За дверью в комнату послышалось движение, странные хлопающие звуки. Мы встали по обе стороны, торкесса несколько раз набрала в грудь воздух, делая гипервентиляцию перед прыжком, я засмотрелся на ее вздувающуюся грудь, что поднималась, грозя прорвать ткань, затем ее глаза затуманились, она пошатнулась, я едва успел подхватить теряющую сознание. Она обвисла в моих руках, но пистолет не выпустила, я прижал ее, такую мягкую, податливую, нежную, женственную, расстегнул рубашку и начал делать прямой массаж сердца. Но так как не знаю, с какой стороны у них сердце, то на всякий случай делал этот массаж, как умел, во всех местах, где предполагал у женщины, да еще инопланетянки, сердце. Ведь оказалось же у натурщицы Пикасса одно замечательное женское место вообще за ухом…

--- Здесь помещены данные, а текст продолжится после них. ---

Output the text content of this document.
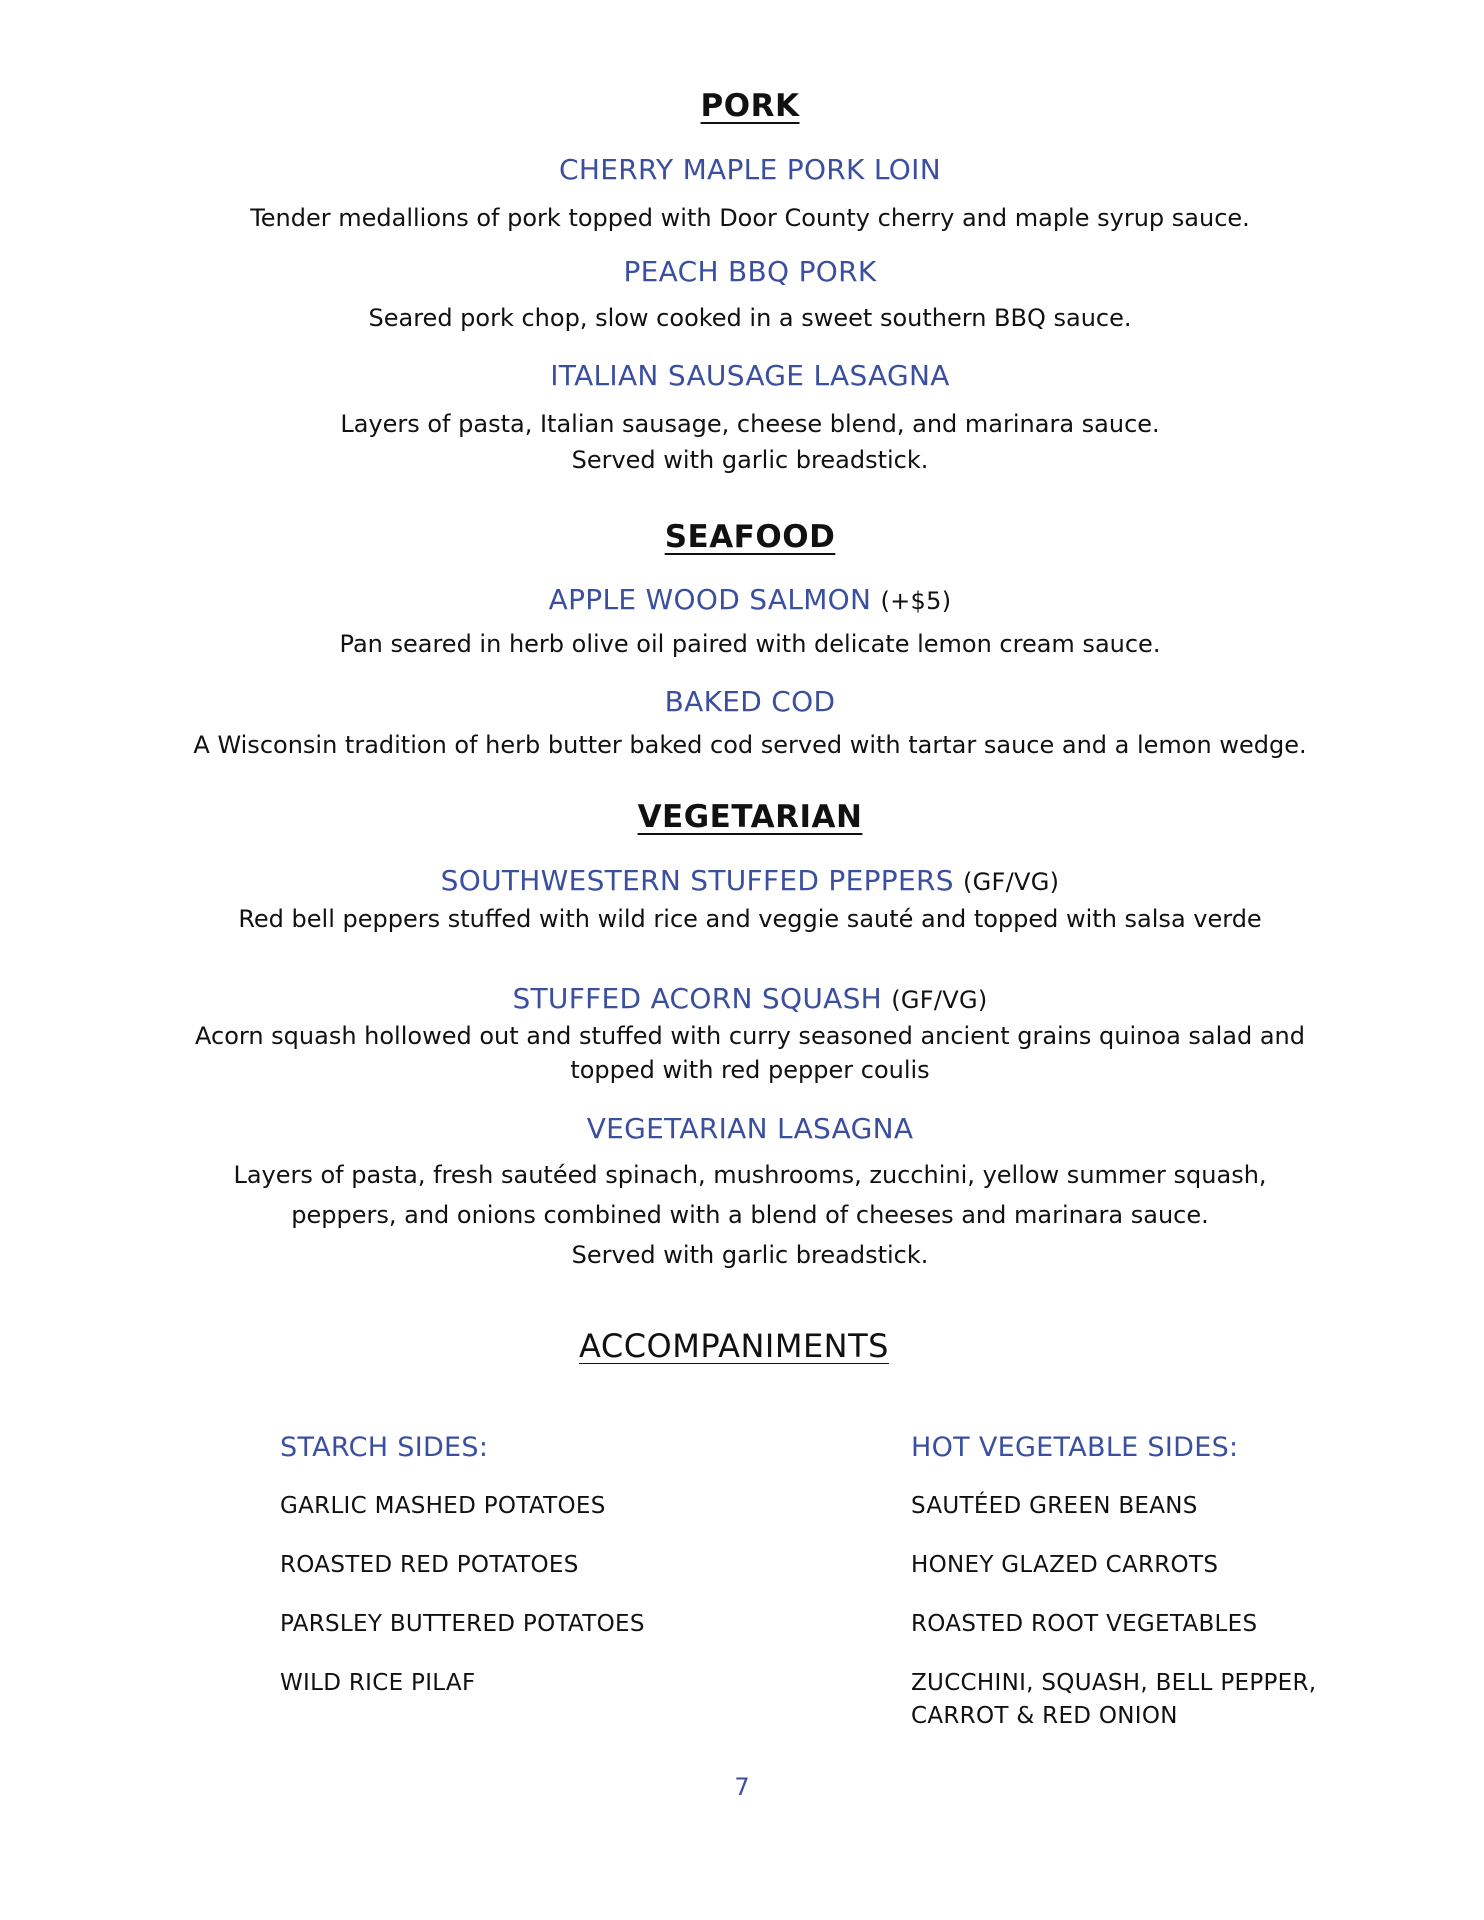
PORK
CHERRY MAPLE PORK LOIN
Tender medallions of pork topped with Door County cherry and maple syrup sauce.
PEACH BBQ PORK
Seared pork chop, slow cooked in a sweet southern BBQ sauce.
ITALIAN SAUSAGE LASAGNA
Layers of pasta, Italian sausage, cheese blend, and marinara sauce.
Served with garlic breadstick.
SEAFOOD
APPLE WOOD SALMON (+$5)
Pan seared in herb olive oil paired with delicate lemon cream sauce.
BAKED COD
A Wisconsin tradition of herb butter baked cod served with tartar sauce and a lemon wedge.
VEGETARIAN
SOUTHWESTERN STUFFED PEPPERS (GF/VG)
Red bell peppers stuffed with wild rice and veggie sauté and topped with salsa verde
STUFFED ACORN SQUASH (GF/VG)
Acorn squash hollowed out and stuffed with curry seasoned ancient grains quinoa salad and
topped with red pepper coulis
VEGETARIAN LASAGNA
Layers of pasta, fresh sautéed spinach, mushrooms, zucchini, yellow summer squash,
peppers, and onions combined with a blend of cheeses and marinara sauce.
Served with garlic breadstick.
ACCOMPANIMENTS
STARCH SIDES:
GARLIC MASHED POTATOES
ROASTED RED POTATOES
PARSLEY BUTTERED POTATOES
WILD RICE PILAF
HOT VEGETABLE SIDES:
SAUTÉED GREEN BEANS
HONEY GLAZED CARROTS
ROASTED ROOT VEGETABLES
ZUCCHINI, SQUASH, BELL PEPPER,
CARROT & RED ONION
7
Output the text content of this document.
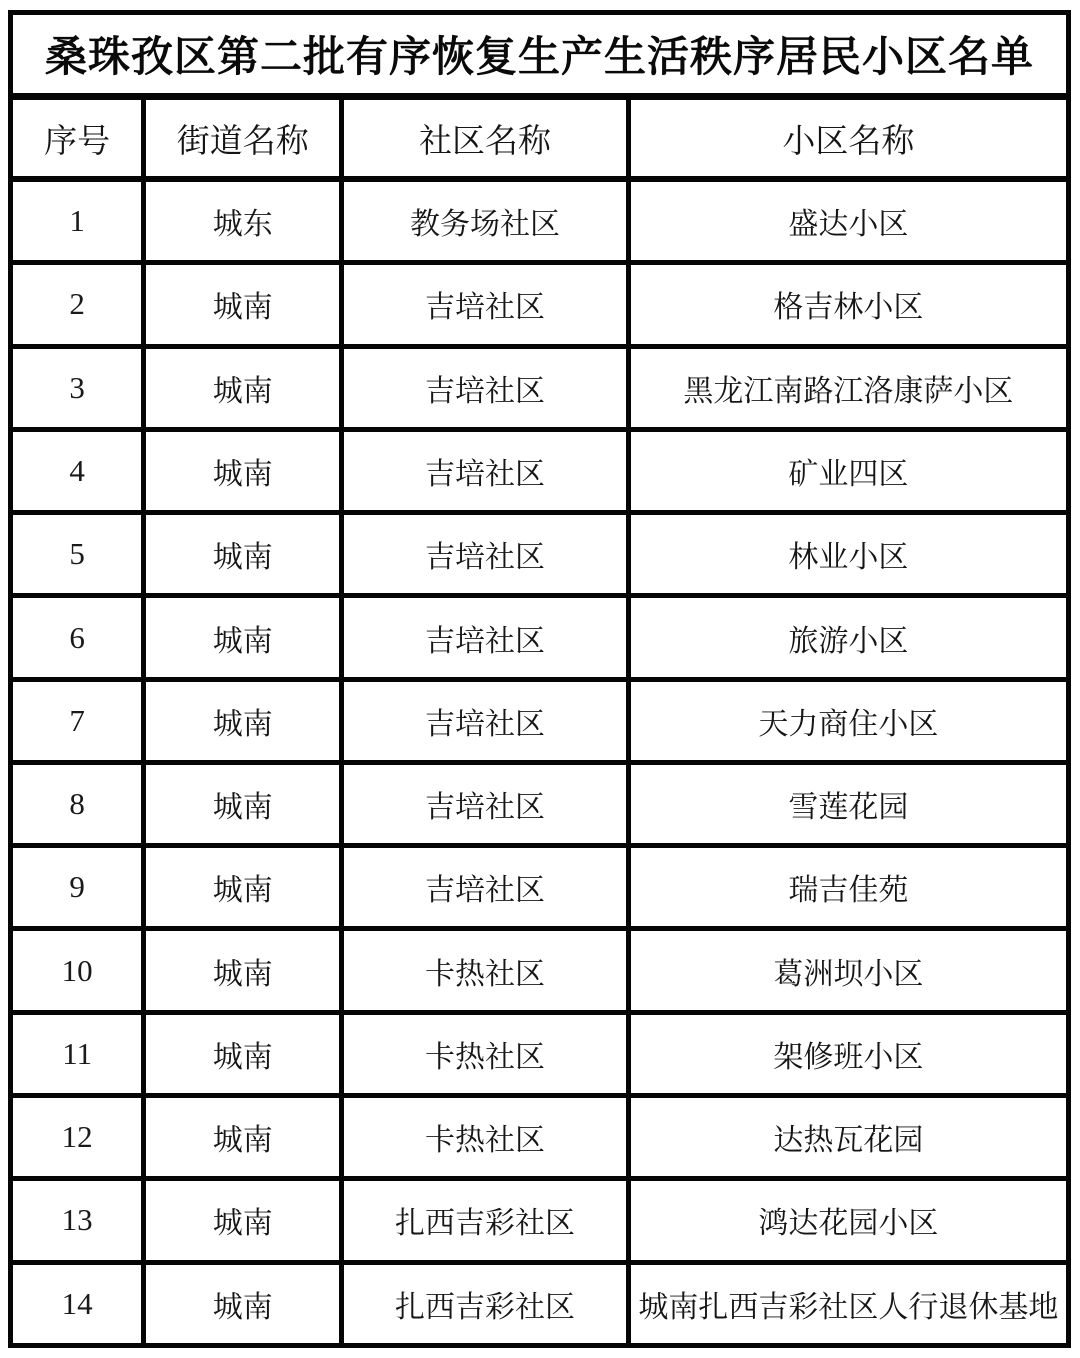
桑珠孜区第二批有序恢复生产生活秩序居民小区名单			
序号	街道名称	社区名称	小区名称
1	城东	教务场社区	盛达小区
2	城南	吉培社区	格吉林小区
3	城南	吉培社区	黑龙江南路江洛康萨小区
4	城南	吉培社区	矿业四区
5	城南	吉培社区	林业小区
6	城南	吉培社区	旅游小区
7	城南	吉培社区	天力商住小区
8	城南	吉培社区	雪莲花园
9	城南	吉培社区	瑞吉佳苑
10	城南	卡热社区	葛洲坝小区
11	城南	卡热社区	架修班小区
12	城南	卡热社区	达热瓦花园
13	城南	扎西吉彩社区	鸿达花园小区
14	城南	扎西吉彩社区	城南扎西吉彩社区人行退休基地
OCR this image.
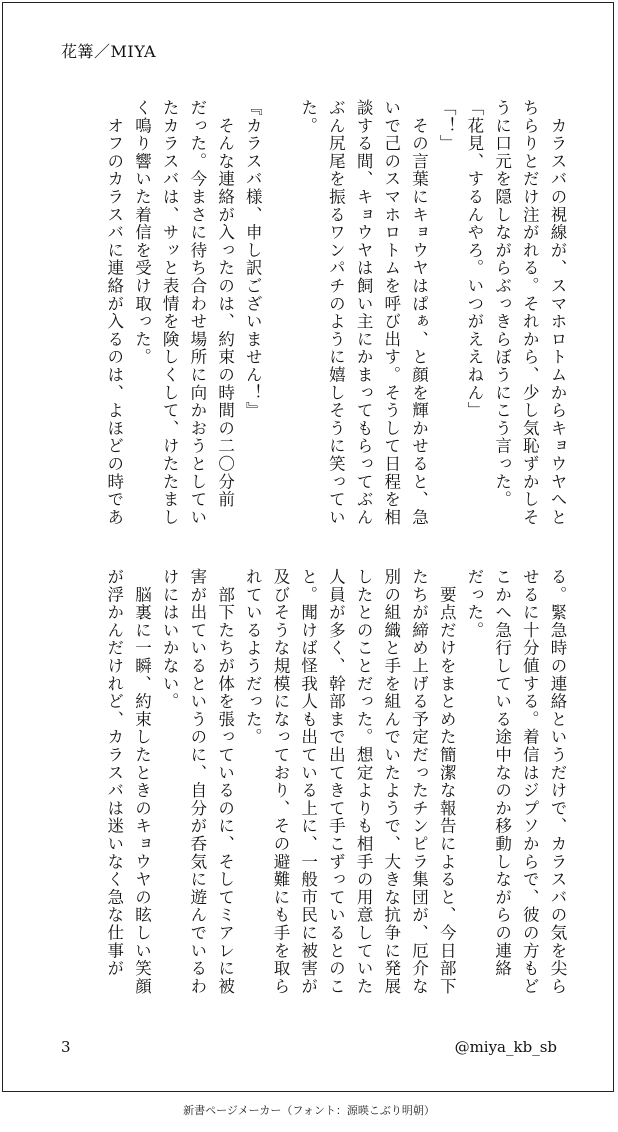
花篝／MIYA
　カラスバの視線が、スマホロトムからキョウヤへと
ちらりとだけ注がれる。それから、少し気恥ずかしそ
うに口元を隠しながらぶっきらぼうにこう言った。
「花見、するんやろ。いつがええねん」
「！」
　その言葉にキョウヤはぱぁ、と顔を輝かせると、急
いで己のスマホロトムを呼び出す。そうして日程を相
談する間、キョウヤは飼い主にかまってもらってぶん
ぶん尻尾を振るワンパチのように嬉しそうに笑ってい
た。

『カラスバ様、申し訳ございません！』
　そんな連絡が入ったのは、約束の時間の二〇分前
だった。今まさに待ち合わせ場所に向かおうとしてい
たカラスバは、サッと表情を険しくして、けたたまし
く鳴り響いた着信を受け取った。
　オフのカラスバに連絡が入るのは、よほどの時であ
る。緊急時の連絡というだけで、カラスバの気を尖ら
せるに十分値する。着信はジプソからで、彼の方もど
こかへ急行している途中なのか移動しながらの連絡
だった。
　要点だけをまとめた簡潔な報告によると、今日部下
たちが締め上げる予定だったチンピラ集団が、厄介な
別の組織と手を組んでいたようで、大きな抗争に発展
したとのことだった。想定よりも相手の用意していた
人員が多く、幹部まで出てきて手こずっているとのこ
と。聞けば怪我人も出ている上に、一般市民に被害が
及びそうな規模になっており、その避難にも手を取ら
れているようだった。
　部下たちが体を張っているのに、そしてミアレに被
害が出ているというのに、自分が呑気に遊んでいるわ
けにはいかない。
　脳裏に一瞬、約束したときのキョウヤの眩しい笑顔
が浮かんだけれど、カラスバは迷いなく急な仕事が
3	@miya_kb_sb
新書ページメーカー（フォント：源暎こぶり明朝）
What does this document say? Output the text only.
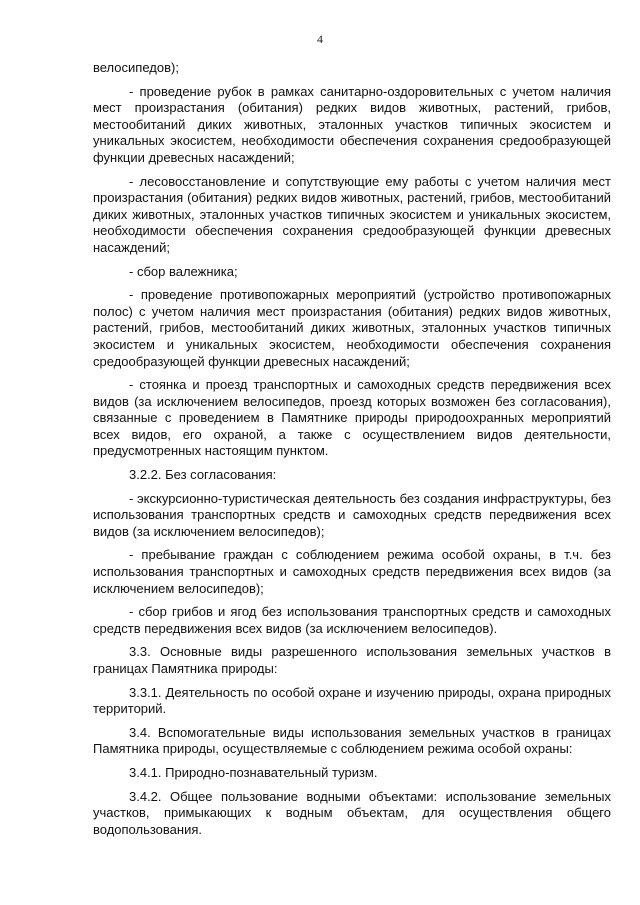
4

велосипедов);

- проведение рубок в рамках санитарно-оздоровительных с учетом наличия мест произрастания (обитания) редких видов животных, растений, грибов, местообитаний диких животных, эталонных участков типичных экосистем и уникальных экосистем, необходимости обеспечения сохранения средообразующей функции древесных насаждений;

- лесовосстановление и сопутствующие ему работы с учетом наличия мест произрастания (обитания) редких видов животных, растений, грибов, местообитаний диких животных, эталонных участков типичных экосистем и уникальных экосистем, необходимости обеспечения сохранения средообразующей функции древесных насаждений;

- сбор валежника;

- проведение противопожарных мероприятий (устройство противопожарных полос) с учетом наличия мест произрастания (обитания) редких видов животных, растений, грибов, местообитаний диких животных, эталонных участков типичных экосистем и уникальных экосистем, необходимости обеспечения сохранения средообразующей функции древесных насаждений;

- стоянка и проезд транспортных и самоходных средств передвижения всех видов (за исключением велосипедов, проезд которых возможен без согласования), связанные с проведением в Памятнике природы природоохранных мероприятий всех видов, его охраной, а также с осуществлением видов деятельности, предусмотренных настоящим пунктом.

3.2.2. Без согласования:

- экскурсионно-туристическая деятельность без создания инфраструктуры, без использования транспортных средств и самоходных средств передвижения всех видов (за исключением велосипедов);

- пребывание граждан с соблюдением режима особой охраны, в т.ч. без использования транспортных и самоходных средств передвижения всех видов (за исключением велосипедов);

- сбор грибов и ягод без использования транспортных средств и самоходных средств передвижения всех видов (за исключением велосипедов).

3.3. Основные виды разрешенного использования земельных участков в границах Памятника природы:

3.3.1. Деятельность по особой охране и изучению природы, охрана природных территорий.

3.4. Вспомогательные виды использования земельных участков в границах Памятника природы, осуществляемые с соблюдением режима особой охраны:

3.4.1. Природно-познавательный туризм.

3.4.2. Общее пользование водными объектами: использование земельных участков, примыкающих к водным объектам, для осуществления общего водопользования.
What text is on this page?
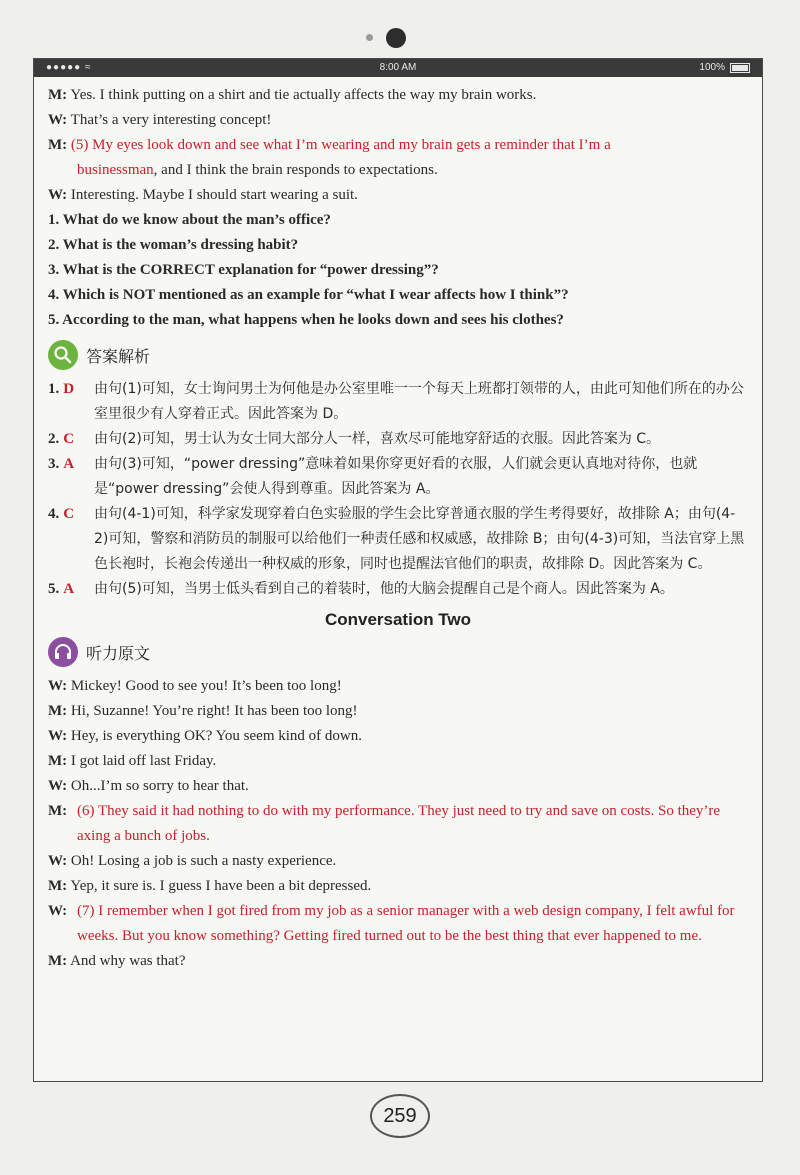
●●●●● ≈	8:00 AM	100%
M: Yes. I think putting on a shirt and tie actually affects the way my brain works.
W: That’s a very interesting concept!
M: (5) My eyes look down and see what I’m wearing and my brain gets a reminder that I’m a
businessman, and I think the brain responds to expectations.
W: Interesting. Maybe I should start wearing a suit.
1. What do we know about the man’s office?
2. What is the woman’s dressing habit?
3. What is the CORRECT explanation for “power dressing”?
4. Which is NOT mentioned as an example for “what I wear affects how I think”?
5. According to the man, what happens when he looks down and sees his clothes?
答案解析
1. D	由句(1)可知，女士询问男士为何他是办公室里唯一一个每天上班都打领带的人，由此可知他们所在的办公室里很少有人穿着正式。因此答案为 D。
2. C	由句(2)可知，男士认为女士同大部分人一样，喜欢尽可能地穿舒适的衣服。因此答案为 C。
3. A	由句(3)可知，“power dressing”意味着如果你穿更好看的衣服，人们就会更认真地对待你，也就是“power dressing”会使人得到尊重。因此答案为 A。
4. C	由句(4-1)可知，科学家发现穿着白色实验服的学生会比穿普通衣服的学生考得要好，故排除 A；由句(4-2)可知，警察和消防员的制服可以给他们一种责任感和权威感，故排除 B；由句(4-3)可知，当法官穿上黑色长袍时，长袍会传递出一种权威的形象，同时也提醒法官他们的职责，故排除 D。因此答案为 C。
5. A	由句(5)可知，当男士低头看到自己的着装时，他的大脑会提醒自己是个商人。因此答案为 A。
Conversation Two
听力原文
W: Mickey! Good to see you! It’s been too long!
M: Hi, Suzanne! You’re right! It has been too long!
W: Hey, is everything OK? You seem kind of down.
M: I got laid off last Friday.
W: Oh...I’m so sorry to hear that.
M: (6) They said it had nothing to do with my performance. They just need to try and save on costs. So they’re axing a bunch of jobs.
W: Oh! Losing a job is such a nasty experience.
M: Yep, it sure is. I guess I have been a bit depressed.
W: (7) I remember when I got fired from my job as a senior manager with a web design company, I felt awful for weeks. But you know something? Getting fired turned out to be the best thing that ever happened to me.
M: And why was that?
259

Торкесса медленно приходила в себя, вздрогнула, отпихнула мои руки, хоть все еще слабыми вздрагивающими лапками. Ее голос подрагивал от неловкости:
– Сделала на один вдох больше…
– И перенасытила легкие кислородом, – добавил я. – Это значит, что наши метаболизмы очень похожи. У нас могут быть дети.
В ее глазах появился ужас, она отпрянула, начала поспешно застегивать рубашку.
– Дети?.. Мерзавец! Ты уже успел?
– Нет, – промямлил я, – что ты… Я только искусственное дыхание…
– А почему у меня такое странное ощущение…
– Да это как-то само… – сказал я в неловкости. – Само собой… понимаешь… Это неконтролируемо… Но я, кажется, успел крикнуть: «Берегись!»
Она прошипела с ненавистью:
– Только кажется?
Ее руки торопливо застегивали, одергивали, поправляли рукава, я дивился своему хитроумному инстинкту, что вот так, без всякого участия сознания сумел, гад такой, меня не спрашивая, наглец, мол, он же старше разума, тот вообще молокосос, вот и взял власть в свои руки.
– Ну ты че, – сказал я и вытер рукавом нос, – обещаю на тебе жениться, если тебя последствия как-то волнительнуют…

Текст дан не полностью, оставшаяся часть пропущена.